Tribunal Administratif de Cergy-Pontoise — Décision N° TA95-2517630

jeudi 16 octobre 2025

JuridictionTribunal Administratif de Cergy-Pontoise
SectionTribunal Administratif de Cergy-Pontoise
N° DossierTA95-2517630
TypeDécision
RecoursExcès de pouvoir
Avocat requérantLELOUP

Résumé IA

Le Tribunal Administratif de Cergy-Pontoise, statuant en référé sur le fondement de l'article L. 521-1 du code de justice administrative, a été saisi par M. A..., ressortissant algérien, pour suspendre la décision du préfet des Hauts-de-Seine du 9 mai 2025 clôturant sa demande de renouvellement de certificat de résidence. Le juge a considéré que la décision de clôture ne constituait pas un refus de séjour mais un simple classement administratif, et qu'aucune décision implicite de rejet n'était née à la date de la requête, le délai de quatre mois prévu à l'article R. 432-1 du code de l'entrée et du séjour des étrangers et du droit d'asile n'étant pas expiré.

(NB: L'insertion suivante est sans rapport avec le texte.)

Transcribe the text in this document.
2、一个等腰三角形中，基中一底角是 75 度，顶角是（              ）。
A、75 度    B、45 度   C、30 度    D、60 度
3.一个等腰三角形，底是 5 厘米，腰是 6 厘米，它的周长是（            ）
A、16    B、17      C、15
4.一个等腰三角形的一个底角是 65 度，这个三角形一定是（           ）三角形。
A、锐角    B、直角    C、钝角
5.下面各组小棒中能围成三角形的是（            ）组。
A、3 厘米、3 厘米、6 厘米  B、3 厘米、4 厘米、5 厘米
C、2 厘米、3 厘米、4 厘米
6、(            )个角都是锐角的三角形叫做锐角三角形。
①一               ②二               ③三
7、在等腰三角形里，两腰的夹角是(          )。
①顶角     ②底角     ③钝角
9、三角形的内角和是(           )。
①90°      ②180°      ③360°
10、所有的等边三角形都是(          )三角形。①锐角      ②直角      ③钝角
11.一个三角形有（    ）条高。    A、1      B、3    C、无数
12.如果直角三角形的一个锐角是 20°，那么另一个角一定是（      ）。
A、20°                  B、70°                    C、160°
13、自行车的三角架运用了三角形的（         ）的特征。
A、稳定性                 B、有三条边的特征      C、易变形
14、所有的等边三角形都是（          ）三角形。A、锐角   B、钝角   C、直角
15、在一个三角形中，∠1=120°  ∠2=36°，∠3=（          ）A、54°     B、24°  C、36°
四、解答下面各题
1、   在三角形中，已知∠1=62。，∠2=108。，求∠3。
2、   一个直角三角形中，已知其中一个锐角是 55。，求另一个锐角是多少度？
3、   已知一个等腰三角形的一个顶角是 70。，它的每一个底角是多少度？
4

En conséquence, la requête a été rejetée comme irrecevable, faute de décision administrative susceptible de faire l'objet d'un référé-suspension.

Texte intégral

Vu la procédure suivante :

Par une requête enregistrée le 30 septembre 2025, M. B... A..., représenté par Me Leloup, demande à la juge des référés, statuant sur le fondement des dispositions de l’article L. 521-1 du code de justice administrative :

de suspendre l’exécution de la décision du 9 mai 2025 par laquelle le préfet des Hauts-de-Seine clôturé sa demande de renouvellement de son certificat de résidence algérien, portant refus de séjour ;
d’enjoindre au préfet des Hauts-de-Seine de réexaminer sa situation, dans le délai de cinq jours à compter de la notification de l’ordonnance à intervenir, sous astreinte de 150 euros par jour de retard, et de lui délivrer dans cette attente, dans un délai de quarante-huit heures à compter de la notification de l’ordonnance à intervenir, une autorisation provisoire de séjour l’autorisant à travailler;
de mettre à la charge de l’Etat une somme de 1 500 euros en application de l’article L. 761-1 du code de justice administrative.
Il soutient que :
la décision attaquée lui fait grief et sa requête est recevable dès lors qu’il a déposé un dossier complet, le contrat d’intégration républicaine qui lui a été demandé n’étant pas exigible pour les ressortissants algériens ;
la condition d’urgence est présumée remplie, dès lors qu’il a demandé le renouvellement de son titre de séjour ; en tout état de cause il bénéficie d’une promesse d’embauche et la finalisation du recrutement est subordonné à la régularisation de sa situation avant le 15 octobre 2025 ; sa poursuite d’étude et sa vie familiale sont compromises par l’irrégularité de sa situation ;
il existe plusieurs moyens de nature à créer un doute sérieux quant à la légalité de la décision attaquée :
elle a été signée par une autorité incompétente ;
elle méconnaît les stipulations du titre III de l’accord franco-algérien dès lors qu’il remplit les conditions pour se voir délivrer un certificat de résidence algérien portant la mention « étudiant-élève » ;
elle est entachée d’une erreur de droit, d’un défaut d’examen et méconnaît le principe du contradictoire dès lors que le préfet des Hauts-de-Seine ne lui a pas laissé un délai suffisant pour produire la pièce demandée ;
elle méconnaît les stipulations de l’article 8 de la convention européenne de sauvegarde des droits de l'homme et des libertés fondamentales;
elle est entachée d’une erreur manifeste dans l’appréciation de ses conséquences sur sa situation personnelle;


Le préfet des Hauts-de-Seine, à qui la requête a été communiquée, n’a pas produit de mémoire en défense.

Vu :

- les autres pièces du dossier ;
- la requête n° 2517218, enregistrée le 22 septembre 2025, par laquelle M. A... demande l’annulation de la décision attaquée.

Vu :
l’accord franco-algérien du 27 décembre 1968 modifié, relatif à la circulation, à l’emploi et au séjour des ressortissants algériens et de leurs familles ;
le code de l’entrée et du séjour des étrangers et du droit d’asile ;
le code de justice administrative.


Le président du tribunal a désigné Mme Moinecourt, en application des dispositions de l’article L. 511-2 du code de justice administrative, pour statuer sur les requêtes en référé.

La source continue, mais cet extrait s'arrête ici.